Al final, lo que más temo no es que el arte lo haga una máquina, sino que nosotros dejemos de importar. Que el proceso creativo se convierta en una cadena de montaje de prompts y validaciones, que el “estilo PlayStation” lo dicte el manual del buen curador de IA. Que, en la carrera por la eficiencia, nos olvidemos de que la mayor virtud del arte es ser impredecible, incómodo, incluso fallido.
No tengo respuestas fáciles. Igual la próxima obra maestra AAA será una colaboración perfecta entre humano y máquina, y nos callará la boca a todos. O quizá, dentro de diez años, sigamos buscando libros de arte antiguos, fanzines dibujados a boli, porque ahí es donde aún queda algo que las máquinas, por muy listas que sean, no pueden replicar: la emoción de estar ante algo único.

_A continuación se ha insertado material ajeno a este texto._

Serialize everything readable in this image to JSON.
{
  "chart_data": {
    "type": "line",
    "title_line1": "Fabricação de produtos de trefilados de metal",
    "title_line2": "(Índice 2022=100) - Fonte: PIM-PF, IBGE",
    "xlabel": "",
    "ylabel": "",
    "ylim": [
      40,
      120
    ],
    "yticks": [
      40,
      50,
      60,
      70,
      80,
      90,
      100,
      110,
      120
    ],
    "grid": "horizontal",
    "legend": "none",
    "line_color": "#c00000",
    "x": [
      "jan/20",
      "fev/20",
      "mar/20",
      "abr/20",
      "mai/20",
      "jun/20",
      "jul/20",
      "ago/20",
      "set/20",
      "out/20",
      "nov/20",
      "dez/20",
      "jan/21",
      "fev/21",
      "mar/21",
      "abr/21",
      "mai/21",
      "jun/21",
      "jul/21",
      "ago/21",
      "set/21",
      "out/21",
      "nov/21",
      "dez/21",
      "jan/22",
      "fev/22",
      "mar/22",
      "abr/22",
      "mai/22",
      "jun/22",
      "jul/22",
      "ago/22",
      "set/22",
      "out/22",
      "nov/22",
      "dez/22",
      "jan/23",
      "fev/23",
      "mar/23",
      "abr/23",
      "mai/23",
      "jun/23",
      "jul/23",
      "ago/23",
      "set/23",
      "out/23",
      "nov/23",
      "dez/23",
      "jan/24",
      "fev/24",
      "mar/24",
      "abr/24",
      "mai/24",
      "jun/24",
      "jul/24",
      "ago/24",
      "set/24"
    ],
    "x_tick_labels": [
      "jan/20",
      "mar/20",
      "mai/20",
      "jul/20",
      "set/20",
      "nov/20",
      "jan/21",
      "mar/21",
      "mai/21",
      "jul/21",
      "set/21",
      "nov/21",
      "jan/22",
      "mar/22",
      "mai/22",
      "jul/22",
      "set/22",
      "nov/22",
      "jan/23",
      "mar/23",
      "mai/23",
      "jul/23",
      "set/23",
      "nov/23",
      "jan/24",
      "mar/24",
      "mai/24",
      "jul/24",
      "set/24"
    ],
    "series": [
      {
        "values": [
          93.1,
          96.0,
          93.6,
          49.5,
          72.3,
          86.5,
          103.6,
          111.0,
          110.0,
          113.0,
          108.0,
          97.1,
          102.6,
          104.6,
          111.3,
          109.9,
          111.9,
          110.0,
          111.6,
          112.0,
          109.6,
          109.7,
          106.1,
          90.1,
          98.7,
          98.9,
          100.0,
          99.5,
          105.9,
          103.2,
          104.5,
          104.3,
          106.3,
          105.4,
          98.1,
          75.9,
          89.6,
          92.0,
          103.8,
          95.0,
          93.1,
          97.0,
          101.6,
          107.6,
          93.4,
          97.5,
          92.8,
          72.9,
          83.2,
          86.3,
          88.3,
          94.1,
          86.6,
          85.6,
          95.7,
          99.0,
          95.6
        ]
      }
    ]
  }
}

Mientras tanto, cada vez que veo un anuncio de empleo que pide “experiencia avanzada en IA generativa”, me acuerdo de aquellos bocetos de Shadow of the Colossus, de las manchas de café y los trazos inseguros. Y me pregunto si, en el fondo, lo que echamos de menos no es el arte perfecto, sino el arte imperfecto, el que nos recuerda que, antes de la máquina, hubo una mano, un error y una intención. No sé cómo será el futuro del arte en los videojuegos. Pero espero que, pase lo que pase, aún tengamos el valor de pedir algo más que eficiencia, y de reconocer, en medio del ruido de prompts y renders perfectos, ese temblor humano que hace que un mundo digital merezca ser recordado.